Some Glad Tidings for the Vermont State Archivist, Gregory Sanford...
... and a break, sorta, from the daily wingnuttery of the Vermont seceshers.
There's been so much to write about recently regarding Vermont secessionists and some of their truly despicable allies and (I know that they dread the word) associates, that I thought it time to break for some pleasant news separated by a few (but not too many) degrees from the Second Vermont Republic and "Vermont Commons" seceshers.
Vermont State Archivist, Gregory Sanford, will receive the Vermont Press Association's "Matthew Lyon Award for his lifetime commitment to the First Amendment in Vermont."
Given his commitment to truth it should come a little surprise that Sanford's considerable work on behalf of all Vermonters has, in turn, been a spoiler to the historical revisionists of the Vermont secesher community.
Vermont Archivist Sanford Honored
Free Press Staff Report
Tuesday, February 15, 2011
MONTPELIER -- Gregory Sanford, the Vermont state archivist since 1982, has been selected to receive the Matthew Lyon Award for his lifetime commitment to the First Amendment in Vermont.

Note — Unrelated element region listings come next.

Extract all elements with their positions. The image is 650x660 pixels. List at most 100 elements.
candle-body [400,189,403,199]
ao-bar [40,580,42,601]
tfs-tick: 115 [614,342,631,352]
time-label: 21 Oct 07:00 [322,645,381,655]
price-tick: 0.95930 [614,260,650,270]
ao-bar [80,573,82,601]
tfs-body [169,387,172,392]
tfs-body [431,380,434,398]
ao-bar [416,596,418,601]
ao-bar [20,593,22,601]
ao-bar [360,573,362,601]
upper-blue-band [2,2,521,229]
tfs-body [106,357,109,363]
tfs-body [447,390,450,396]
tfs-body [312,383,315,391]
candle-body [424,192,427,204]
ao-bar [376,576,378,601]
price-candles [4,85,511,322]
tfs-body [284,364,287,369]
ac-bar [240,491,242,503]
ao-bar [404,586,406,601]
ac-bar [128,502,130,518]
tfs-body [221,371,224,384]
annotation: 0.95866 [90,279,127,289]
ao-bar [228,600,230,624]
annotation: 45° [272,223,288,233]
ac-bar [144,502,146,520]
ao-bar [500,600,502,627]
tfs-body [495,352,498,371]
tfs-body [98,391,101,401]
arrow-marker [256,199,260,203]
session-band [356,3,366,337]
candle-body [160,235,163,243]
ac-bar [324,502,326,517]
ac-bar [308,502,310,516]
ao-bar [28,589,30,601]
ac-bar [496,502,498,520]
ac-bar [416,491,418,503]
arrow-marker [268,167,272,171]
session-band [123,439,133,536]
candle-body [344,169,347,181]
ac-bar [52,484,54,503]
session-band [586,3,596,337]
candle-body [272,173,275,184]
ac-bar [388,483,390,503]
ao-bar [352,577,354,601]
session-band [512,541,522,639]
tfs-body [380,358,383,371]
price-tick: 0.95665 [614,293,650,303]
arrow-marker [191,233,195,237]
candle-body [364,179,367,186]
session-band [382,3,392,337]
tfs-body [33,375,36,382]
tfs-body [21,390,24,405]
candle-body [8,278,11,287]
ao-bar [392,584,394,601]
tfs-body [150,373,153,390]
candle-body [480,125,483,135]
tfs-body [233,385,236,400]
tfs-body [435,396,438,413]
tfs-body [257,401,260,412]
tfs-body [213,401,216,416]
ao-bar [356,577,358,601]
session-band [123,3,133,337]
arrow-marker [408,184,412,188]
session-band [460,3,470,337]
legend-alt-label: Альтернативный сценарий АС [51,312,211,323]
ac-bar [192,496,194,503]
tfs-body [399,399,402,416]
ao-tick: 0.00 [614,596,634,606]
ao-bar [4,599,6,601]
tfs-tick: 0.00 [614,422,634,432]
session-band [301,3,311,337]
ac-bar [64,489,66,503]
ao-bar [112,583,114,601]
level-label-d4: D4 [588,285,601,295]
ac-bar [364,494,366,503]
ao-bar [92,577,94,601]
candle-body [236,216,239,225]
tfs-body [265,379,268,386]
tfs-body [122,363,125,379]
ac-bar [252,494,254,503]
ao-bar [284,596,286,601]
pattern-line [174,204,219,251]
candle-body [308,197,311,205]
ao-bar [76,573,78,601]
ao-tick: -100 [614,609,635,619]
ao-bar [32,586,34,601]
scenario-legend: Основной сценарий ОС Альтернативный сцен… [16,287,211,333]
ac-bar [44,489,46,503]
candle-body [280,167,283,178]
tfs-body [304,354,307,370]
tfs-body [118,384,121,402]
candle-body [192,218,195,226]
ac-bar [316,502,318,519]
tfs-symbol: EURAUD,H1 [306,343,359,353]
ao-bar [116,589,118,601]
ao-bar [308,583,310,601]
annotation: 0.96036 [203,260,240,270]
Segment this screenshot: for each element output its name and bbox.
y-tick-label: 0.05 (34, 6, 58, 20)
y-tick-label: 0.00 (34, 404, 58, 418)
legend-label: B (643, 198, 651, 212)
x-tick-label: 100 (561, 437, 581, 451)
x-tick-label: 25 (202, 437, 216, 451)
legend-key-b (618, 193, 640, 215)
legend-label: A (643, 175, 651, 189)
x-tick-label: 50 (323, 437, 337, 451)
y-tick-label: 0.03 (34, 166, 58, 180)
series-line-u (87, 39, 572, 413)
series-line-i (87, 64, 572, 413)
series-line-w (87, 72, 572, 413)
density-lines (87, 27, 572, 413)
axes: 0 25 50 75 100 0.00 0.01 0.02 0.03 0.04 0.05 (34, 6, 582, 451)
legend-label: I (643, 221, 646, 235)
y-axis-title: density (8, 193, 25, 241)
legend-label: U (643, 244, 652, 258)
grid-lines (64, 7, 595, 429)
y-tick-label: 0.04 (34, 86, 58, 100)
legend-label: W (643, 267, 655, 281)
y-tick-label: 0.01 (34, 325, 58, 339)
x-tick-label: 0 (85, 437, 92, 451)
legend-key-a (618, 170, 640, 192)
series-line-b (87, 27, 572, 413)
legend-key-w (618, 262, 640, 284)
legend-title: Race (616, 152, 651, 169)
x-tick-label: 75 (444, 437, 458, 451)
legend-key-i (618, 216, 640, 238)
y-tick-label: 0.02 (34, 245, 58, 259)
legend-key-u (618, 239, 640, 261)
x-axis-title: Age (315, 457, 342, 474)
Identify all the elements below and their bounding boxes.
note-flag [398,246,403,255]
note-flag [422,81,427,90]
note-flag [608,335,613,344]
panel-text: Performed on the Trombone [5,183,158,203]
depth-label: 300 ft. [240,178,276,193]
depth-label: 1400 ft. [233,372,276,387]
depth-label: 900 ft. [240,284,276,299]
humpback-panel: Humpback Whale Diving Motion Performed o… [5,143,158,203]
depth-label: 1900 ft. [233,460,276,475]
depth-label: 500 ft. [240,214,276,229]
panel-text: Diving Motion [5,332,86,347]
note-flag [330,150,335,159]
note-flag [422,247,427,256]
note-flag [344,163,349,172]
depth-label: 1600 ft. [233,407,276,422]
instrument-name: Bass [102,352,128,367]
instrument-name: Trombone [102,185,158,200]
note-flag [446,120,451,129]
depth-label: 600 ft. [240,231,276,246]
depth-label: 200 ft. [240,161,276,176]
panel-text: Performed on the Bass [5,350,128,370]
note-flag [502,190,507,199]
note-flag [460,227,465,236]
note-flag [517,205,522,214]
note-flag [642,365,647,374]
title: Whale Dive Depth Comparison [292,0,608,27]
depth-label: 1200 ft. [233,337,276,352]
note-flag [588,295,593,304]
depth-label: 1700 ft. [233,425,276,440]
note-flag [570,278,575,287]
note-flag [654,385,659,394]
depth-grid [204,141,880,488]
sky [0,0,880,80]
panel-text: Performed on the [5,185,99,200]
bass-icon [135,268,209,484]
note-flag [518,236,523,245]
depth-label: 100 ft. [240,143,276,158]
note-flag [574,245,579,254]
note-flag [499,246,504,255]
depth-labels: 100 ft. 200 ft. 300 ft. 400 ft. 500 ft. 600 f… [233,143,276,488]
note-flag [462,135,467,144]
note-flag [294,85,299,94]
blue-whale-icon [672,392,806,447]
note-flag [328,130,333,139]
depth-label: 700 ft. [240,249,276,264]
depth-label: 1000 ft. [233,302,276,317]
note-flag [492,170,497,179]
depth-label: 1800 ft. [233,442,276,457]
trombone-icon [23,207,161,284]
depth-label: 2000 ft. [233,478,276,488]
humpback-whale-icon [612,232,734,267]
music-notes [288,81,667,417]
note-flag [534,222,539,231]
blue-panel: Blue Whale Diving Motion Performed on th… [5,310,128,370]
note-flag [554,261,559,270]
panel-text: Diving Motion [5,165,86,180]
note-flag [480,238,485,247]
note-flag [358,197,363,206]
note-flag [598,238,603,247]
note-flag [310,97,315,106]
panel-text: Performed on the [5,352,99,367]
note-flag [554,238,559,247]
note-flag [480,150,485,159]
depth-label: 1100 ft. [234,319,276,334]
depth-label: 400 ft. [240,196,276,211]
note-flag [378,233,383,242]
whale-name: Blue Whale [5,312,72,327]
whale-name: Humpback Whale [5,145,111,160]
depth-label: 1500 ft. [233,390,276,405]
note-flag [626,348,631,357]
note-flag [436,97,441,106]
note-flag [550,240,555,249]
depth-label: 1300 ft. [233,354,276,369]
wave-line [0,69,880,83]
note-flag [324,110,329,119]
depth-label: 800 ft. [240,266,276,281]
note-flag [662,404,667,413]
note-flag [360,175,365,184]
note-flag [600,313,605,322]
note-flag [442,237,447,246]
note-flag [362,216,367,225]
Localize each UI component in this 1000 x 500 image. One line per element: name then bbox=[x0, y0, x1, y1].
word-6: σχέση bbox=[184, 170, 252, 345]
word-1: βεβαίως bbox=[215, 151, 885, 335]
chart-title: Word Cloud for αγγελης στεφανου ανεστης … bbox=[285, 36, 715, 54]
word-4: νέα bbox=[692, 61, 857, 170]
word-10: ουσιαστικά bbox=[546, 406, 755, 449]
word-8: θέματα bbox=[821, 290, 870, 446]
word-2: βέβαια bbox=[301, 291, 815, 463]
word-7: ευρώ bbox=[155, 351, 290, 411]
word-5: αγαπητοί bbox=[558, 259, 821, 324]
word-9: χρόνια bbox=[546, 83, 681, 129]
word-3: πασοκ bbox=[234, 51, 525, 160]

The Vermont Press Association will present the award to Sanford during its annual awards banquet at noon Thursday at the Capitol Plaza Hotel.
VPA President Bethany Dunbar, editor of the Chronicle in Barton, said Sanford has been a leader in efforts for open access to public records and for the proper management of records so people can find out how government operates. Sanford has shown that proper documentation of public issues can provide context in addressing issues, Dunbar said.
"Gregory Sanford is one of the beacons in state government that completely understands the need and the importance of keeping and maintaining public records, especially historic records. He is keeping Vermont's institutional memory intact for the public and the press today and for historians tomorrow," Dunbar said.
The VPA created the award to honor people who uphold the First Amendment.
The First Amendment award is named for the former Vermont congressman, who was jailed in 1798 under the Alien and Sedition Act for sending a letter to the editor criticizing President John Adams. While Lyon was serving his federal sentence in a Vergennes jail, Vermonters re-elected him to the U.S. House of Representatives.
Sanford grew up in Redding, Conn. and graduated from Washington College in Maryland in 1969. He obtained a master's degree in history from the University of Vermont in 1977. At UVM, Sanford served as assistant director of the George D. Aiken Oral History program, named for the former Vermont governor and longtime U.S. senator.
During 1977-78, Sanford was at M.I.T.'s Institute Archives working on, among other things, documenting unfolding dialogues. He returned to Vermont to finish the Aiken project and was named state archivist in 1982...
Previous Matthew Lyon winners include Patrick J. Leahy for his work as a state prosecutor and as a U.S. senator; Edward J. Cashman for his efforts as Chittenden Superior Court clerk, a state prosecutor and a state judge; and Burlington lawyer Robert Hemley, who has battled to open closed courtrooms, unlawfully withheld public records and improper subpoenas served on newspaper reporters.